The present study included forty consecutive patients in the same ICU for severe COVID-19 with pulmonary involvement, all consenting to TCRA-TCRD locus deoxyribonucleic acid (DNA) sequencing. The Guanine-Guanine (GG) genotype at the rs2204985 locus was notably associated with less severe lung involvement compared to its Adenine-adenine (AA) and GA counterparts. Only 54.5% of GG patients showed severe lung impact in CT scans, compared to 100% and 83.3% in AA and GA patients, respectively. Age and sex were comparable among the groups, with no notable variances in COVID-19 severity due to these or other common comorbidities.

However, the percentage of patients with comorbidities was higher in the AA + GA group than in the GG group, reflecting a potential relationship between these genetic markers and disease resilience. A multivariate analysis was performed considering various health factors, where the GG genotype emerged as an independent factor affecting lung CT scan scores, suggesting protection against severe lung involvement for patients with the GG genotype. 

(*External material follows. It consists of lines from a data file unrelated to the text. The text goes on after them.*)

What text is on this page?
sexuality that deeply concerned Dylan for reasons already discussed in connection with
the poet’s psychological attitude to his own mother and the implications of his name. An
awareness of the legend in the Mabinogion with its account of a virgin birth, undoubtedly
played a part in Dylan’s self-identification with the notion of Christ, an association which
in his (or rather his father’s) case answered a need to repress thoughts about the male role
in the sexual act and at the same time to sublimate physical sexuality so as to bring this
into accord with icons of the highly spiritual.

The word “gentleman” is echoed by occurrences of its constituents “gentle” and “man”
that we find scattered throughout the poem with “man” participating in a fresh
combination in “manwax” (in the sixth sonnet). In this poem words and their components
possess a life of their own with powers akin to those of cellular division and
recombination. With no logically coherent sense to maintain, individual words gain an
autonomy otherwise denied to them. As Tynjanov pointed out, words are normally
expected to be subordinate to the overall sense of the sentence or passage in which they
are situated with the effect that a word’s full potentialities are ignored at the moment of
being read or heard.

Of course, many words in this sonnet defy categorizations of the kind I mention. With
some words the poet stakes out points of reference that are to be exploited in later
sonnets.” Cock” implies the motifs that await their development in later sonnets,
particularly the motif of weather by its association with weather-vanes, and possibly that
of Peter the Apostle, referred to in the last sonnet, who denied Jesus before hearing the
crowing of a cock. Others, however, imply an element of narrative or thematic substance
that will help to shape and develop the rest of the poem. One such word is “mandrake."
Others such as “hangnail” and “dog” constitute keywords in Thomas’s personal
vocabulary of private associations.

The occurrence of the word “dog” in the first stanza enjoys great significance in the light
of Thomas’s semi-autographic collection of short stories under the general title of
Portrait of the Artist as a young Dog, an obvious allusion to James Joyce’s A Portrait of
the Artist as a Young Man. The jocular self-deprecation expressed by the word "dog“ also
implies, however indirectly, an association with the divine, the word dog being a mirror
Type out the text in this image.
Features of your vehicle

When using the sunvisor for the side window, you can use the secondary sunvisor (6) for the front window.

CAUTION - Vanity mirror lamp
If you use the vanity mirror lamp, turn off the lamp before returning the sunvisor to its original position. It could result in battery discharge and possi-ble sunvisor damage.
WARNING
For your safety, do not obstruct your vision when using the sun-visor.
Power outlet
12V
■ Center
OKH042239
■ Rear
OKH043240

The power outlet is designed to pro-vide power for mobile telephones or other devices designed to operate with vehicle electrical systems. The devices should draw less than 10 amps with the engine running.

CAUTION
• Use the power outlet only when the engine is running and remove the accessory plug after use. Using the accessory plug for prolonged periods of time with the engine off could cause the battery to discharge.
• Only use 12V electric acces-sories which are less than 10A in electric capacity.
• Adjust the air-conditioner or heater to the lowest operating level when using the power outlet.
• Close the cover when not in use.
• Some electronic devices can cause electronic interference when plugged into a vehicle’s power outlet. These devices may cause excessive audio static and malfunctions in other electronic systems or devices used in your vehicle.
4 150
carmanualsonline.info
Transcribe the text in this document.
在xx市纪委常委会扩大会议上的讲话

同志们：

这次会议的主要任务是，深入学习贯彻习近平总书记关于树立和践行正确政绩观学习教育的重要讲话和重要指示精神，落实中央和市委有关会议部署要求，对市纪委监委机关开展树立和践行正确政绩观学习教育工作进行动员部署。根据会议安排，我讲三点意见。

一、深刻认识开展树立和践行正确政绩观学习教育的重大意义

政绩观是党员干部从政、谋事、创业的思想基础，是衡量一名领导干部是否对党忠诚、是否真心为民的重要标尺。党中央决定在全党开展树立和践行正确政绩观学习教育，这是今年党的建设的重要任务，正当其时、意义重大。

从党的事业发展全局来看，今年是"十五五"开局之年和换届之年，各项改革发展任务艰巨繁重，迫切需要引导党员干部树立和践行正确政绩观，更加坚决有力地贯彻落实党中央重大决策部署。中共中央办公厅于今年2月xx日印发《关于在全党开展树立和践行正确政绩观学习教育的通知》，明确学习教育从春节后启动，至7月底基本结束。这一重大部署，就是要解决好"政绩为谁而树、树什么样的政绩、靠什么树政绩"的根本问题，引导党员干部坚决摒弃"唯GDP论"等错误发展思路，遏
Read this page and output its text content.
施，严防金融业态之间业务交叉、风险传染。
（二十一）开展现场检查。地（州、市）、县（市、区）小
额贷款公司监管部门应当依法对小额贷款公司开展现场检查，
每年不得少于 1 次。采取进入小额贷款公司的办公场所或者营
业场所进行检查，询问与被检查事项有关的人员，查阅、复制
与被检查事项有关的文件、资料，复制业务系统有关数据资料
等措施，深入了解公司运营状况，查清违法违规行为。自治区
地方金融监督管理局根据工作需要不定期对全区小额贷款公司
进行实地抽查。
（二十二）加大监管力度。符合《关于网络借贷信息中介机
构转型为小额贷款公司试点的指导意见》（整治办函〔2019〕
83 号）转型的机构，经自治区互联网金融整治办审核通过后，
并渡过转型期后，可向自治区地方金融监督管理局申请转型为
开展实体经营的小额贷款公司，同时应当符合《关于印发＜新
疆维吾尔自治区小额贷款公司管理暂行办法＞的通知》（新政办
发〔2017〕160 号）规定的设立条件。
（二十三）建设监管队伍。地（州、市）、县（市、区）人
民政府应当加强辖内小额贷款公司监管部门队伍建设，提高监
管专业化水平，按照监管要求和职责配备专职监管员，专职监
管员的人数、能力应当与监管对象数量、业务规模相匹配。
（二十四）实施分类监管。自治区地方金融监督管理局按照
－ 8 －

The rs2204985 genotype's association was investigated with levels of thymopoiesis in patients, and the data indicated that GG patients have a higher median signal-joint TREC/DJbeta TREC (sj/βTREC) ratio compared to GA and AA individuals, signaling an efficient adaptive immune response against SARS-CoV-2 during acute infection. This reflected a more substantial thymic output correlated with a higher number of circulating T cells, crucial in the immune response against the virus. 

Further investigations revealed that the polymorphism might also be associated with a stimulating impact of COVID-19 infection on thymic function. An examination conducted on a subgroup of 25 fully recovered patients revealed no significant difference between the fold increase in thymic production during severe SARS-CoV-2 infection between GG and the AA + GA groups. However, GG genotype patients displayed elevated counts of several T cell subsets, indicating a persistent enhanced immune response six months after recovery from acute disease.

To estimate the GG genotype's impact on mounting a more effectual and sustained immune response against SARS-CoV-2, virus-specific T-cell responses were compared in GG and AA + GA patients. Results revealed that GG patients had an overrepresentation of polyfunctional T cells, which were more effective during the acute phase of the disease, and the advantage persisted post-recovery. The study also found that the SARS-CoV-2 neutralizing capacity of patient blood immunoglobulins during acute COVID-19 and after recovery was higher in GG patients, albeit the difference was not statistically significant

Finally, a comparison of blood cytokine levels revealed that fifteen of thirty-one tested cytokines were significantly overexpressed in COVID-19 patients compared to controls, with ten of them being more expressed in GG patients. This suggested a potential enhancement in immune response in GG patients during SARS-CoV-2 infection.